Security and privacyβ
- These strategies allow very flexible discovery and connectivity building
blocks which vary drastically in terms of privacy and security. While
aquadoggo
by default opts into the most secure setting, depending on the security and privacy requirements of an application different measures should be taken into account - Utilising Rendezvous and Relay nodes might leak IP addresses on the internet, potentially with untrusted and unknown nodes. It is recommended to keep a table of known IP addresses instead and only connect to them. If this is not an option, it is recommended to run p2panda over an anonymization layer like Tor.

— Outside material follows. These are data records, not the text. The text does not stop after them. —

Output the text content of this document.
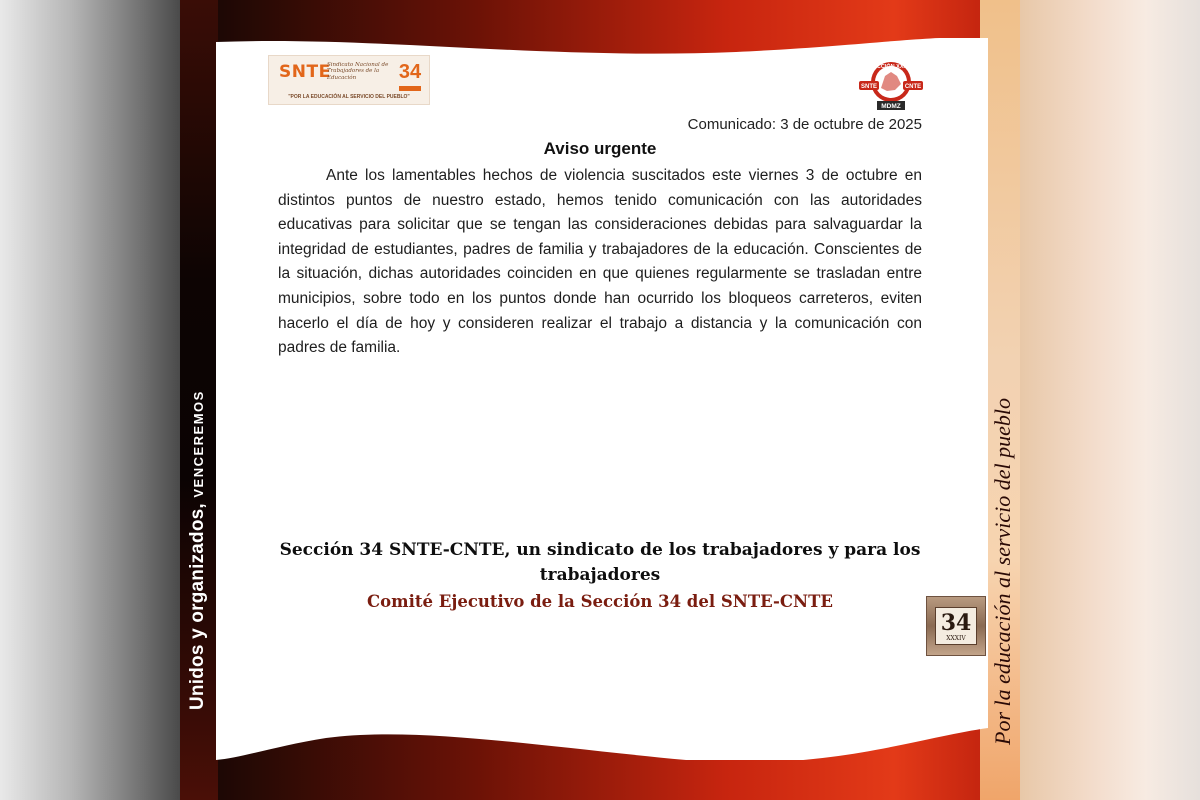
SNTE
Sindicato Nacional de Trabajadores de la Educación	34
"POR LA EDUCACIÓN AL SERVICIO DEL PUEBLO"
SECCIÓN XXXIV
SNTE	CNTE
MDMZ
Comunicado: 3 de octubre de 2025
Aviso urgente
Ante los lamentables hechos de violencia suscitados este viernes 3 de octubre en distintos puntos de nuestro estado, hemos tenido comunicación con las autoridades educativas para solicitar que se tengan las consideraciones debidas para salvaguardar la integridad de estudiantes, padres de familia y trabajadores de la educación. Conscientes de la situación, dichas autoridades coinciden en que quienes regularmente se trasladan entre municipios, sobre todo en los puntos donde han ocurrido los bloqueos carreteros, eviten hacerlo el día de hoy y consideren realizar el trabajo a distancia y la comunicación con padres de familia.
Sección 34 SNTE-CNTE, un sindicato de los trabajadores y para los trabajadores
Comité Ejecutivo de la Sección 34 del SNTE-CNTE
Unidos y organizados, VENCEREMOS	Por la educación al servicio del pueblo
34
XXXIV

If Tor is not an option it is possible to only create data in a federated setting where a trusted node is statically hosted and used by multiple clients. This node will not forward IP addresses from clients
- Nodes can connect to each other as soon as they are discovered and speak the same protocol. In case it is required to isolate your network from other "valid" nodes but still keeping dynamic discovery intact, a form of protected overlay network is recommended. This can be achieved with making use of VPNs or adding authentication to centralised and known rendezvous points. "Network keys" and such are currently not supported by libp2p / QUIC and also not recommended (redundant and expensive double encryption of transported data)
Tor Strategyβ
An integration of onion services in aquadoggo
is pending as soon as the Rust
port arti
is ready. For now it can still be achieved with wrapping the node
around an external onion service layer.